Twice-told tales

Today was about magic and legends. The legends concerned King Arthur and his knights. I have no qualifications to debate the origins of the Arthurian legend, and whether Wales or Bretagne can rightfully claim him. But it’s an interesting issue.

We saw at Chinon how Henry Plantagenet had the story rewritten to prove his claim to the English throne. But here, of course, Arthur is now a creature of Brittany, who characteristically added Lancelot and his affair with Guinevere to the mix. How French.

Today’s tour began in Paimpont, a small town deep in what was the primeval forest that is key to the legend, and the key to the tourist map of key Arthurian sites. While this may all be pure fantasy, the legend plays out along the route. We began at the Château de Comper. The story is that the fairy Viviane was born and where she brought up Lancelot, doncha know. Little of the original remains, but it is now the headquarters of the Centre Arthurien, a very busy institute, where young scholars study important skills like juggling.

We spent the next hour trying to find Merlin’s tomb, but he was eluding us today. (Bad signage also contributed.) Suffice it to say that it seems to exist. We were able to locate the Val sans Retour, a very important place in the legend. Evidently, Morgana the witch, jealous of a knight who had been unfaithful to her, cast a spell over the valley preventing anyone who had done wrong from leaving it. Only Lancelot was able to break the spell, thanks to his faithfulness to Guinevere. (Guess breaking up Arthur’s marriage just didn’t count in the French version of the story.) We hiked through the valley to the Miroir des Fées, which allowed us to make a round trip.

The Golden Tree, which is a sculpture seen at the top of this post, is rather mystical, but it has a more modern origin. A tremendous fire in 1990 ruined much of the ancient forest, but it stopped at the point the tree commemorates, at the very edge of the pond. Perhaps Morgana started using her powers for good.

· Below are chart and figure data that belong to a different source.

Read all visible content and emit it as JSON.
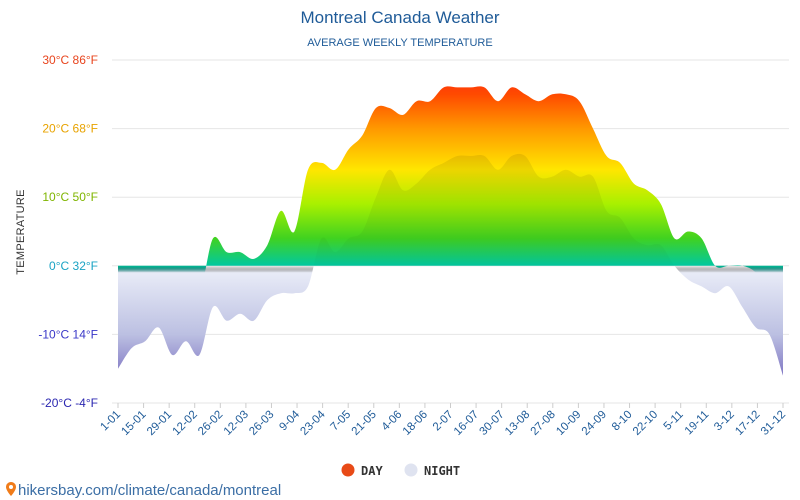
{
  "chart_data": {
    "type": "area",
    "title": "Montreal Canada Weather",
    "subtitle": "AVERAGE WEEKLY TEMPERATURE",
    "ylabel": "TEMPERATURE",
    "ylim": [
      -20,
      30
    ],
    "yticks": [
      {
        "value": 30,
        "label": "30°C 86°F",
        "color": "#e8451e"
      },
      {
        "value": 20,
        "label": "20°C 68°F",
        "color": "#e8a300"
      },
      {
        "value": 10,
        "label": "10°C 50°F",
        "color": "#7fb500"
      },
      {
        "value": 0,
        "label": "0°C 32°F",
        "color": "#1aa3c4"
      },
      {
        "value": -10,
        "label": "-10°C 14°F",
        "color": "#3a38c8"
      },
      {
        "value": -20,
        "label": "-20°C -4°F",
        "color": "#2a26b0"
      }
    ],
    "xticks": [
      "1-01",
      "15-01",
      "29-01",
      "12-02",
      "26-02",
      "12-03",
      "26-03",
      "9-04",
      "23-04",
      "7-05",
      "21-05",
      "4-06",
      "18-06",
      "2-07",
      "16-07",
      "30-07",
      "13-08",
      "27-08",
      "10-09",
      "24-09",
      "8-10",
      "22-10",
      "5-11",
      "19-11",
      "3-12",
      "17-12",
      "31-12"
    ],
    "series": [
      {
        "name": "DAY",
        "values": [
          -6,
          -3,
          -4,
          -2,
          -4,
          -2,
          -4,
          4,
          2,
          2,
          1,
          3,
          8,
          5,
          14,
          15,
          14,
          17,
          19,
          23,
          23,
          22,
          24,
          24,
          26,
          26,
          26,
          26,
          24,
          26,
          25,
          24,
          25,
          25,
          24,
          20,
          16,
          15,
          12,
          11,
          9,
          4,
          5,
          4,
          0,
          0,
          0,
          -1,
          -4,
          -8
        ]
      },
      {
        "name": "NIGHT",
        "values": [
          -15,
          -12,
          -11,
          -9,
          -13,
          -11,
          -13,
          -6,
          -8,
          -7,
          -8,
          -5,
          -4,
          -4,
          -3,
          4,
          2,
          4,
          5,
          10,
          14,
          11,
          12,
          14,
          15,
          16,
          16,
          16,
          14,
          16,
          16,
          13,
          13,
          14,
          13,
          13,
          8,
          7,
          4,
          3,
          3,
          0,
          -2,
          -3,
          -4,
          -3,
          -6,
          -9,
          -10,
          -16
        ]
      }
    ],
    "legend": "bottom-center",
    "grid": true
  },
  "legend": {
    "day_label": "DAY",
    "night_label": "NIGHT",
    "day_color": "#e84a17",
    "night_color": "#dfe3f0"
  },
  "footer": {
    "text": "hikersbay.com/climate/canada/montreal"
  }
}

The Valley is in the town of Tréhorenteuc, which has fully bought into the Arthur story for many years, as its small Church of the Grail illustrates. It would be interesting to know if the sultry woman in one of the paintings is Guinevere seducing Lancelot or Morgana exercising her wiles. Something to consider during Mass, I guess.

Our day’s journey ended at the town of Josselin, in a small hotel looking up at a château. The castle has been the home of the noble Rohan family for over 600 years. They live there still, but one can tour several rooms of their ancestral home, without a camera. Lovely, but it must be an awful lot of baggage to bear your entire life. No real point in being a modernist or a minimalist. But it and the town are lovely nonetheless. Plus, we have a castle view from our room.

4 thoughts on “Twice-told tales

  1. I think there might be a bit of a three-cornered fight over the Arthurian parentage. Cornwall is the other contender. You’ll maybe get to Tintagel later : big links there.Still, we’re all part of the Celtic brotherhood.
    When I was a kid in a Welsh village–almost back in Arthurian times-we used to get travelling salesmen from Brittany. They came on bikes, selling onions : the ‘shonny onion men’. ( I think now that the ‘shonny’ bit derived from Jean.)
    Lambert is a very common Breton name. Maybe that’s my heritage!

    1. Wonderful how those Celts got around, and how nice to think of it as a brotherhood. I love the travelling onion salesmen image (and the fact that you are expanding your origin theory). Have to confess we had nothing that exotic in the suburbs of the U.S.

      But don’t you think a story as pervasive as Arthur’s must have some basis in fact?

      1. Yes–but only as an unnamed Brit tribal leader who later got romanced into those big, sweeping tales. He and his knights sleep on , though, waiting for the call to wake and come to our rescue in times of great danger. Methinks they must be very soundly asleep since they seem to have missed a good few opportunities. Their sleeping place is reputed to be in Caerleon…and Glastonbury…and Alderley Edge…etc etc.
        And ( off blog) you might like to hear of other exotic traders in our village : the cockle women of Penclawdd. They came, black-clad, by Wednesday train from West Wales with baskets of cockles and laverbread. ( Now there’s a delicacy waiting for you when you get to the Principality!)

        1. I guess the French were telling the truth about those knights sleeping around, then.

          Cockles? Laverbread? I am still getting over the onion story, and am only grateful that at least we had some onions in our bland cuisine. What a boring life we led. Can’t wait to hear your stories of a Welsh childhood in the last century!